The E-Chaupal project in central India operates around 5,000 public information kiosks and is a web-based initiative of the ITC corporation that serves Soya growers with information on products and services required in Soya farming. The kiosks assist in the supply of high quality farm inputs as well as the sale of Soya products by the villagers. They also provide useful information on commodity dealerships such as motorcycles and tractors. The approach to dealing with farmers has revolutionized agricultural commodity marketing in India through the use of ICT.

In the East Malaysian state of Sarawak, on the island Borneo, within walking distance of the Indonesian border, the ethnic minority people of Bario do not yet have a road to the nearest town, and all travel is by air or foot. Yet they now have access to the Internet via a public center with a satellite facility and the two schools in the village have computer laboratories, also with Internet access.

As a piece of research, the project is demonstrating the high value that isolated and remote communities place on improved communications; probably the only means by which a unique culture and lifestyle can hope to survive into the 21st century.
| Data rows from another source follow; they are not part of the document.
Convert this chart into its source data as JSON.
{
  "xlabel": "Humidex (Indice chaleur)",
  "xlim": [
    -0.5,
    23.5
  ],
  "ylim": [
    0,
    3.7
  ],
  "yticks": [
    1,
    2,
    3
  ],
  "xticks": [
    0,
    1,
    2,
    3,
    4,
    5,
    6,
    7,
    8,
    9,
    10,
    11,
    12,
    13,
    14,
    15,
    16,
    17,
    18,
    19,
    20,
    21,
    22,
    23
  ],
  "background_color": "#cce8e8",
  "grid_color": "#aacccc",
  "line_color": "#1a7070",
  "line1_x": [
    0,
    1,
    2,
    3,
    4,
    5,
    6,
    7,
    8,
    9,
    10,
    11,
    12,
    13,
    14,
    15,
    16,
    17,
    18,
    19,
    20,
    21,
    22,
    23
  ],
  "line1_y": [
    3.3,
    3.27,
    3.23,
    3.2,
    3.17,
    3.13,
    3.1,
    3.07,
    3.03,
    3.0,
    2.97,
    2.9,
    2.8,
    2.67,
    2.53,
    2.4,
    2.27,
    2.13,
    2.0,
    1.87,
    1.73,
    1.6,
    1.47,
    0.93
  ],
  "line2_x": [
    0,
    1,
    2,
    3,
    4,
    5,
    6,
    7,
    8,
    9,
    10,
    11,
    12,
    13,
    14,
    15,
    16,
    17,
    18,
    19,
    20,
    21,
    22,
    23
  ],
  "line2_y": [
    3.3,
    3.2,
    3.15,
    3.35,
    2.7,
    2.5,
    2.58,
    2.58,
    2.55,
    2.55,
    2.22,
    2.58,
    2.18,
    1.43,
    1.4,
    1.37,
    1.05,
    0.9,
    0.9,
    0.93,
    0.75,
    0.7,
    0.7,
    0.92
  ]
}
The Philippine government is operating a pilot poverty reduction project consisting of Multipurpose Community Telecenters in rural villages on Mindanao. The project began in 1999, and is democratizing access to information for health, education, agriculture and rural enterprise development, through the shared use of ICT facilities.

It has partnered with local non-governmental organizations (NGO) who work closely with the communities to understand their information requirements and to mobilize them towards local development activities that are based on improved access to information. The outcome is expected to lead to nationwide implementation involving potentially 44,000 villages.

In northern Thailand, an NGO is operating several ICT projects, including a local TV station, to assist semi-nomadic, non-Thai speaking ethnic minorities living in remote villages who have become impoverished and disenfranchised. The programs use ICT for e-commerce and eco-tourism, a virtual hill tribe museum, a missing persons database and a Thai citizenship facility.

Indonesia's use of computers and the Internet is very low compared to its neighbors. Also, 42 percent of the already low access to the Internet is from the 4,000 or so Warnet or public internet kiosks, most of which are profit-oriented and serve the urban areas, however, most customers only log on to check email, chat or play games.

Rural access to the Internet, which is where the majority of poor people live, is virtually non-existent, and many islands and isolated districts are struggling to achieve even basic telephony. Despite the size of the country and its problems of poverty, there are very few examples of the type described above for putting ICT to work for the tens of millions of poor people. Why is this?

For its part, the government has yet to get its act together, both in dealing with the poverty issue and with a national response to ICTs for poverty reduction. Although in the later stages of preparation, the national poverty reduction strategy has yet to place a priority on the use of ICTs. This is a pity, because at the present rate of improvement there is little hope of achieving the levels of poverty reduction targeted under the internationally adopted Millennium Development Goals, which include halving the incidence of poverty by 2015. We have seen that while macroeconomic growth is important, it is not the same thing as poverty reduction. The only hope of accelerating the pace of poverty reduction is to adopt creative measures and modern technology, which means learning from international experience and using ICT.